If the shrill tone of Labor’s attack literature is a guide, the party must be crapping its dacks in Northcote — a seat held continuously by the party since 1927 and currently seriously threatened by Greens candidate Trent McCarthy, a Darebin City councillor.

It’s the timebomb left ticking since the 2013 federal election, where Batman MP David Feeney moved from the Senate to the lower house. Feeney lost 14 of 23 primary vote contests with the Greens and posted an overall lower primary vote — making preferences tough to predict — at polling booths in the south of the Batman electorate, overlaid by Northcote and part of the Darebin council local government area.

McCarthy has some wind in his sails and hopes to channel some goodwill from his time on the Labor-dominated council, which was plunged into disrepute with an ombudsman’s investigation, and has brought support for a former Labor mayor, Gaetano Greco.

“I want Labor to win the state election, but it’s time we had change in Northcote. I’m backing Trent McCarthy to get things done,” Greco said. “In the interests of Darebin I’m putting party politics aside.”

“As a former Labor mayor, I want change that’s in the best interests of residents,” Greco told Crikey. “I’ve worked with Trent for six years on Darebin Council and I trust him to work hard on behalf of our community in the Victorian Parliament.”

“Only Trent is fighting for the changes we need.”

Labor insiders couldn’t help noticing Greco has taken many opportunities lately to bag the party, telling Crikey things like: “Labor has taken our area for granted for far too long. But now, the seat of Northcote is on the cusp of change.”

In direct mail authorised by Feeney, Darebin Council — and McCarthy himself — is attacked for raising rates since 2009 “by 30% or more”.

“Every year the Greens Party Candidate and local Councillor has supported these increases!” the pamphlet dramatically states.

For the past eight years McCarthy was one Green among mostly Labor councillors. McCarthy addressed the pamphlet’s accusations: “Rate rises have actually been lower since I’ve been on the council, down from 6-7% before 2009 to 4-5% from 2009 – 2014.”

Northcote incumbent state MP Fiona Richardson says of the pamphlet’s content: “That’s politics.”

She says singling out McCarthy in the pamphlet is not to put the rate rises on him, but to point out the Greens’ policy to block Labor’s proposal to cap council rates.

“We all know in the inner city this is a monster of an issue,” she said.

But why is Feeney involved in a state stoush? Rules on using electorate communications funds are pretty clear on whether Feeney can claim printing and distribution costs.

The $75,000-a-year allowance “must only be used for parliamentary or electorate purposes, and must not be used for party business,” according to guidelines in the federal Department of Finance’s entitlements handbook.

MPs have the option of checking the content of the publications with the Ministerial and Parliamentary Services team.
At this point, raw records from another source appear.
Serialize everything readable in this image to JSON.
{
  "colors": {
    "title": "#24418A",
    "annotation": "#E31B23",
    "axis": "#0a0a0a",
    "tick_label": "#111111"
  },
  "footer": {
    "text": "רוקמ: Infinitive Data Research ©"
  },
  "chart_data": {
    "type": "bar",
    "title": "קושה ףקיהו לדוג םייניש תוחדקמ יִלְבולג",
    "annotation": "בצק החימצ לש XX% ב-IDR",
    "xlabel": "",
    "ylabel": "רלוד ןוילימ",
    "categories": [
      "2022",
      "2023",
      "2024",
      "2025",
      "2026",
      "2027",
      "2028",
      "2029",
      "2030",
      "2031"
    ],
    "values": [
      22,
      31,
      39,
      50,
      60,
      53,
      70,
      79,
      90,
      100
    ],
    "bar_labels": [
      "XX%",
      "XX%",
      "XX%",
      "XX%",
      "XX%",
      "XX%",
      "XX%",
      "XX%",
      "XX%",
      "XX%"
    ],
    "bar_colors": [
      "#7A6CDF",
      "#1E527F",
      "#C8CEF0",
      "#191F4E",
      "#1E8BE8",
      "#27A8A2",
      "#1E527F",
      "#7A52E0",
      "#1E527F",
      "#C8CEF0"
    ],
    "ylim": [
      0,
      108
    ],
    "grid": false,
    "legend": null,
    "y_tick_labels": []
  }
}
Crikey has asked the Department of Finance whether Feeney’s pamphlet went over the line, but did not hear back before deadline.

The “smear” against him has become “VexNewsy, extravagant, shouty,” McCarthy said.

One pamphlet authorised by Richardson alleging McCarthy “opposes” building a new bridge to replace an ancient and congested two-lane bridge has been reported to the Victorian Electoral Commission. The complaint alleges the ALP pamphlet “is false and deliberately intended to mislead voters”. The VEC has not yet responded to the complaint, but McCarthy points to his own electoral material from September, in which he proposes to get the bridge built with a lane for buses.

On September 3 the Northcote Leader reported McCarthy had launched his plan to duplicate the bridge with an extra transit lane down the middle.

“I don’t care that it’s three, four or five weeks since Trent McCarthy had this brainwave to duplicate Chandler Highway Bridge,” Richardson said. “It’s taken six years for the penny to drop for the Greens.”

The bridge currently tops the RACV’s red spot list of road congestion spots in Melbourne and has been in the top 10 since 2006 and has appeared regularly on the list as early as 2002.